The book has two parts: Child Development and Signs of Delay in Part 1 and Interventions for Home and School in Part 2. Part 1 includes factors affecting early development including pregnancy and child development, genetic and environmental factors, and the role of primitive and postural reflexes. The chapter on what to expect in the early years is helpful in determining if development was typical or delayed by reading through lists of milestones. Next Ms. Mounstephen writes about special education and specific diagnoses, including dyslexia, dyspraxia, and ADD/ADHD.
Part 2 is all about the “What to do Next” in the title. She looks at movement, such as neurodevelopmental programs, balance, handwriting, and using a multi-sensory approach to classroom and home work.
The chapter on Vision, Visual Processing and Learning includes information such as why vision issues are frequently not found, strategies for children with visual problems, vision therapy, a vision assessment checklist, and the link between primitive and postural reflexes and visual problems. Indeed this is a thorough and important chapter!
Children receive informational input in school using two primary modes: vision and hearing. So another wonderful chapter is on Hearing, Auditory Processing and Learning. She discuses the importance of these skills, language development, causes and symptoms of auditory processing problems, dealing with these issues in the classroom, speech and language therapy, and finally listening therapy programs.
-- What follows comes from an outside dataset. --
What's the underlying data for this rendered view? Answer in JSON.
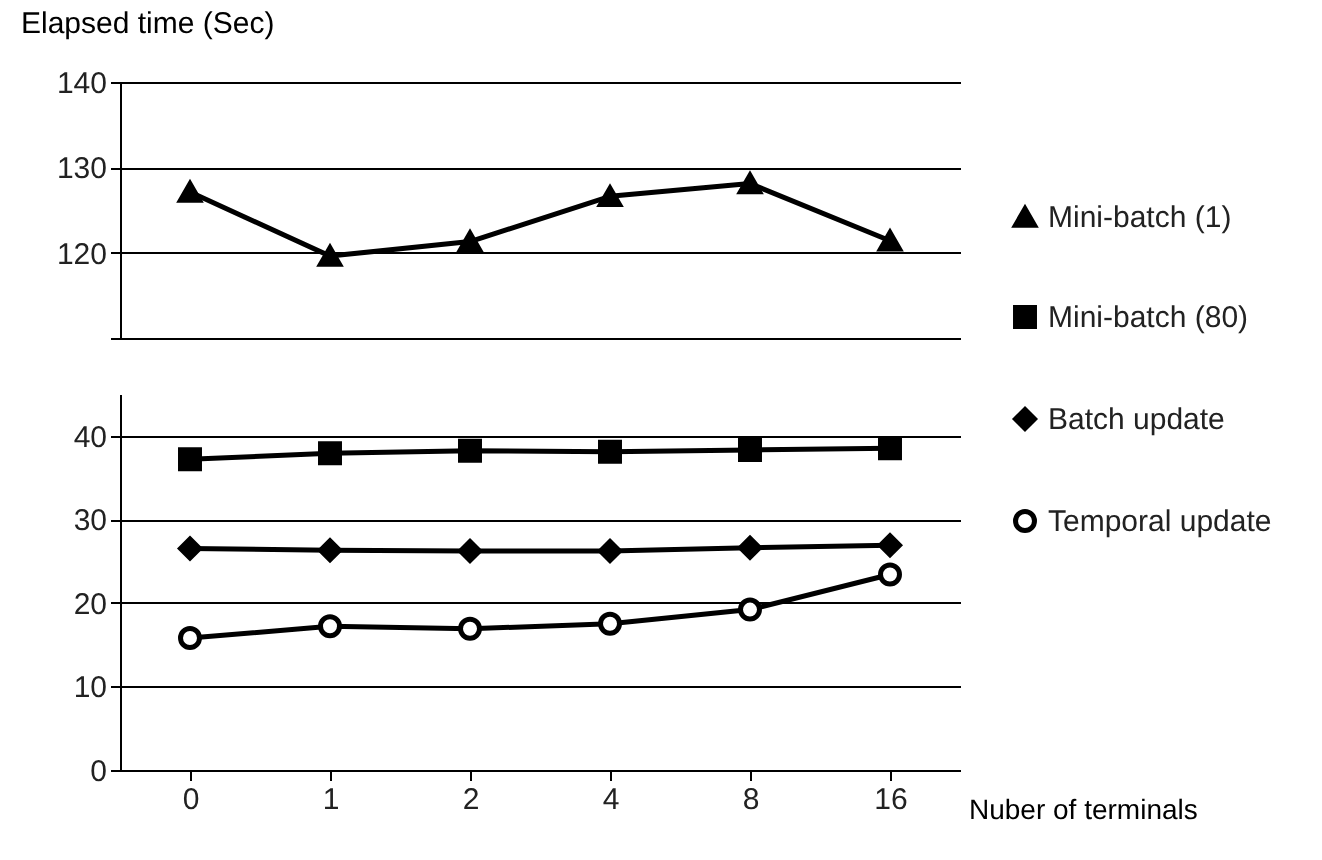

The final chapter is on how a psychologist can help, written by Elvie Brown, and educational psychologist. In it she about her role, why see an educational psychologist, and information about a psychological assessment. Sample assessments help a parent know what to expect.
Finally, the Appendices include forms to aid a parent as they help their child, a brochure about Central Auditory Processing Disorder, and many resources.
I recommend this book highly for parents and professionals alike, as they seek to change children’s lives from struggling to learn to being successful in school. I was able to purchase it off Amazon.com.